Stage durations are integral to wildlife population models that can inform management, as they influence age at maturation and stage-specific survival rates. To refine oceanic stage duration estimates for western North Atlantic loggerhead sea turtles Caretta caretta, skeletochronological analysis was conducted on humeri collected in the Azores islands and along the US Atlantic coast. Complementary skeletal growth increment-specific stable isotope analysis was also performed for a sub-set of the humeri, to identify the skeletal growth mark associated with the shift from oceanic to neritic habitat through stable nitrogen isotope (δ 15 N) values and the presence of turtles in inshore waters. Although the transitional growth mark in this sub-sample corresponded to a range of sizes similar to those described in previous studies, mean size at recruitment (55.3 cm straightline carapace length [SCL]) for these turtles was larger than previously estimated.
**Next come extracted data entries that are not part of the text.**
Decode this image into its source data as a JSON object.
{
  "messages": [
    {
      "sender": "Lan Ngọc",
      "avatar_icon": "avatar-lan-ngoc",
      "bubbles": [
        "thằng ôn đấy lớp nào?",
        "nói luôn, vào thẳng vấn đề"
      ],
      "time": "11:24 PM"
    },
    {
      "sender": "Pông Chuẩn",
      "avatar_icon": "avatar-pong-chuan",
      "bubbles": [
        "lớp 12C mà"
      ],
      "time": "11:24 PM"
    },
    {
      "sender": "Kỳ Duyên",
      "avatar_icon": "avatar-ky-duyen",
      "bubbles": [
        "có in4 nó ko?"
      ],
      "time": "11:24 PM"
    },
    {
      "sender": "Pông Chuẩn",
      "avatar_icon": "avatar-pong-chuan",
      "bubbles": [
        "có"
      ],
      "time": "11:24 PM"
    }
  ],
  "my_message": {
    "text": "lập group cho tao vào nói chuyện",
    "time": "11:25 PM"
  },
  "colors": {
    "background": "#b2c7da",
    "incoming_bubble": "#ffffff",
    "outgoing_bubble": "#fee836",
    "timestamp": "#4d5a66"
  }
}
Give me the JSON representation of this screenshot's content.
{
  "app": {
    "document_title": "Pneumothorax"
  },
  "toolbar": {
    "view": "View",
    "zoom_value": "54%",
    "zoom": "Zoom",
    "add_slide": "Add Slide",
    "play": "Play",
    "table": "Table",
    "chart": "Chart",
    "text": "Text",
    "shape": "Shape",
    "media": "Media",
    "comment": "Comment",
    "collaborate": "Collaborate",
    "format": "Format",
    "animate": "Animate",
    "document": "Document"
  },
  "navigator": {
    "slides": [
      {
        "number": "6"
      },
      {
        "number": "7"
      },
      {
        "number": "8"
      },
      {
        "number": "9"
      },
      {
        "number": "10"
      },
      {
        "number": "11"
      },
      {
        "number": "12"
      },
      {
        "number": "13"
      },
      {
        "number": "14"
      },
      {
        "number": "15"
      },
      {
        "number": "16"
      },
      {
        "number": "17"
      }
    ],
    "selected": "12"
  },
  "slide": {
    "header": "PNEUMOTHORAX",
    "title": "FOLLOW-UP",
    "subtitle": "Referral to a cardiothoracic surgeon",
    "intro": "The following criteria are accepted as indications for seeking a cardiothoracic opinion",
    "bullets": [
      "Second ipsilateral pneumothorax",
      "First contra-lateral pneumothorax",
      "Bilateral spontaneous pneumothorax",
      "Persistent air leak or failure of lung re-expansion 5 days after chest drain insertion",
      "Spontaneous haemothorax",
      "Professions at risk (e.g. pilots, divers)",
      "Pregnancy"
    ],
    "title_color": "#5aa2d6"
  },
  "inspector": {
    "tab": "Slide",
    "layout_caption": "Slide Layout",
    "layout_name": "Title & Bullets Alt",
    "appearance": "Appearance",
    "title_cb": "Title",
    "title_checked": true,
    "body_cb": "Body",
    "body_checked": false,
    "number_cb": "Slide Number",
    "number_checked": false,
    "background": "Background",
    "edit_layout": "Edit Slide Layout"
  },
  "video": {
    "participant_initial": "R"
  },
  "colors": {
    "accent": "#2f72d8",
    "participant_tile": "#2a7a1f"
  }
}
Similarly, while the range of ages at recruitment -corresponding both with the transitional growth mark and those yielded by fitting smoothing splines to SCL-at-age data -overlapped almost fully with earlier estimates, the mean age estimate (12.4 yr) differed from previous studies. Validated back-calculation of somatic growth rates from skeletal growth marks yielded means and ranges that encompassed those of previous loggerhead growth studies in this geographic area. Generalized additive models and generalized additive mixed models used to assess the potential influence of discrete and continuous covariates on back-calculated growth rates spanning 1984 to 2009 indicated significant effects of age, SCL, calendar year, and δ 15 N, but none for sex or location.